Third, we should agree to revisit nightly storage on a yearly basis. Specifically, we should commit to taking the oldest year’s worth of nightly builds offline in January of each year, e.g. if we’re comfortable with a 3-year online repository of nightly builds, in January 2011 we would take the nightly builds for 2007 offline. As you can see from the YTD numbers for 2010, this is unlikely to actually keep up with increasing storage needs, but it is better than nothing.
Redux:
Here’s a brief summary of my proposals for reclaiming space on stage to make it easier for people to respond *AFTER* reading the above:
1) Move Firefox releases that are no longer supported (< 3.0, including firebird) to separate storage.
2) Remove Firefox nightlies prior to 2007, freeing 260G. These can be deleted if they're not going to be used, or archived if we think they might.
3) Remove nightlies for products other than Firefox prior to 2007, freeing 174G. Again, "remove" can mean either deletion or archiving.
4) Automate the deletion of nightly MAR files older than one month. Only the most recent MAR files are required. This would be done across all products.
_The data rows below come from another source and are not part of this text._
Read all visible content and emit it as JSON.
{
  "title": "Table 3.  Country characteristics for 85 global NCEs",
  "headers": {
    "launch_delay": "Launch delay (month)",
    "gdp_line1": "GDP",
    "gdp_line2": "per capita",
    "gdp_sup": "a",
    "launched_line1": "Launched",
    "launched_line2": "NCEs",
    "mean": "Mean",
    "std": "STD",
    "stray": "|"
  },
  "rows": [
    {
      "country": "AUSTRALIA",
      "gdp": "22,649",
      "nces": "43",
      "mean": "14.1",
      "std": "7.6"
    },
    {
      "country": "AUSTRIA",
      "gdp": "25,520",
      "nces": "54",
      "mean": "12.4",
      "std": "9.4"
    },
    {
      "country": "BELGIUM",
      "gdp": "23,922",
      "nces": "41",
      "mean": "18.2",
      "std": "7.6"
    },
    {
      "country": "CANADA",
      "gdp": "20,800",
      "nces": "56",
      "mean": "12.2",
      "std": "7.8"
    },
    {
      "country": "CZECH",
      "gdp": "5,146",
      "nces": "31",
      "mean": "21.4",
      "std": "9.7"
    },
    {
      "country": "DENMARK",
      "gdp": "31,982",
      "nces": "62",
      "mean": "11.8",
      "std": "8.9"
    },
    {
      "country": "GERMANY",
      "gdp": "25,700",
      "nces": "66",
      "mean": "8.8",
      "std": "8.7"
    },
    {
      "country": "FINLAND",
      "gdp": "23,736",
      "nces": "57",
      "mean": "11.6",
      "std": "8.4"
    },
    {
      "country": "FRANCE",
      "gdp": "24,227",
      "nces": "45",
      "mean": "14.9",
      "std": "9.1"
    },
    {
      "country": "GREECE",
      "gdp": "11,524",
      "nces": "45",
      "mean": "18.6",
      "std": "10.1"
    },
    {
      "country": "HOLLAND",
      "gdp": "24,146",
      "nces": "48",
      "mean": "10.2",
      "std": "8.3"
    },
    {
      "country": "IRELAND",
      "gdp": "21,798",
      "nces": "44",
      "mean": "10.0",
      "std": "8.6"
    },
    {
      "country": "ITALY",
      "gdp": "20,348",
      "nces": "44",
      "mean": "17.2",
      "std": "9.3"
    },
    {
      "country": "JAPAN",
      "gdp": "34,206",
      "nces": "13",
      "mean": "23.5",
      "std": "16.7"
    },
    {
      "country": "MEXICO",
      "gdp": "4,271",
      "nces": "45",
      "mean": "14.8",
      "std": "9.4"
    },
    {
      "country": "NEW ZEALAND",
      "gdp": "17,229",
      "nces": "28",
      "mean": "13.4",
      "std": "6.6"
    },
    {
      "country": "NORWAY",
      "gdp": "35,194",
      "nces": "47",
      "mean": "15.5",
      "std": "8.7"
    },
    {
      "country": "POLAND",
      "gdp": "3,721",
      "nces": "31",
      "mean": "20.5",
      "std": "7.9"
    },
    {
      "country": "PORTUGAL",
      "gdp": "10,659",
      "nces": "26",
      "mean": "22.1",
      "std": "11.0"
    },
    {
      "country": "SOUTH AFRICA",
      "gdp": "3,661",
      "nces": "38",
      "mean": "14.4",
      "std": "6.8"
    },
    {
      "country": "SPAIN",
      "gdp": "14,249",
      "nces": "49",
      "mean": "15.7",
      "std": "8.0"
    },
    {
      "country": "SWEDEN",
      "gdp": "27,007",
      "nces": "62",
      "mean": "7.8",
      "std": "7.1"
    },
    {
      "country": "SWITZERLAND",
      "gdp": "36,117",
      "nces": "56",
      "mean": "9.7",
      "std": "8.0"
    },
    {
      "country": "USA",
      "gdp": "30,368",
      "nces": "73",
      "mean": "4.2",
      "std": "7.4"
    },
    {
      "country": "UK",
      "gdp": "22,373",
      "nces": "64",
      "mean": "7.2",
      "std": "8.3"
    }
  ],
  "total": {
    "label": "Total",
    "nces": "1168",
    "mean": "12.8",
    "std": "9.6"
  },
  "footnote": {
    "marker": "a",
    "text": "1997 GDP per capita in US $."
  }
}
5) Delete builds from older candidates directories after official release. This will reclaim up to 13G per build attempt per release. This will be a manual process.
6) For every new year going forward, remove the oldest remaining year of nightlies, e.g. for a 3-year history of nightly builds, remove nightly builds from 2007 in January 2011. This will be a manual process.
Feedback is appreciated, either in the newsgroups or in bug 342972.






As recently as six months ago, I had to go back to builds in 2005 to track down a regression on a security bug. I’d cite the bug, but I can no longer see them. I know others have had to track down regression ranges even further back in the last year. I’d prefer archiving to deleting.
I’d also be opposed to deleting (as opposed to archiving) candidate builds because I know QA has often needed to reference them when verifying bugs in later releases.
You failed to mention Thunderbird, was that included in the list of other products?
In any case, yes we’d like to help clean up too, but it’ll be about a week before we start discussion on it (due to 3.1 rc1 pressures).
Maybe instead of deleting all nightly builds that are older than a certain date, you could delete all but one build per time period. E.g. leave one build per week or one per month. This would still enable binary searches to a decent degree of precision.
We hashed out a revised plan on the newsgroups:
http://groups.google.com/group/mozilla.dev.planning/msg/3ec37a1f5275d502?
It boils down to the following:
1) Keep all releases for all products online and available. There’s no need to remove them.
2) Keep all en-US nightly builds for all products online and available. There’s no need to remove them.
3) Delete nightly artifacts for all products that are not useful inregression hunting. Specifically, this means deleting installer files (linux and windows) and xpis from 2009 and earlier. This could represent a one-time space recovery of almost 900GB. Individual products can opt out of this cleanup with sufficient cause.
4) Automate the deletion of nightly MAR files older than one month. Only the most recent MAR files are required. This would be done across all products. (unchanged)
5) Delete builds from older candidates directories after official release. This will reclaim up to 13G per build attempt per release. This will be a manual process. (unchanged)
6) Automate the removal of nightly artifacts older than 6 months for all products that are not useful in regression hunting.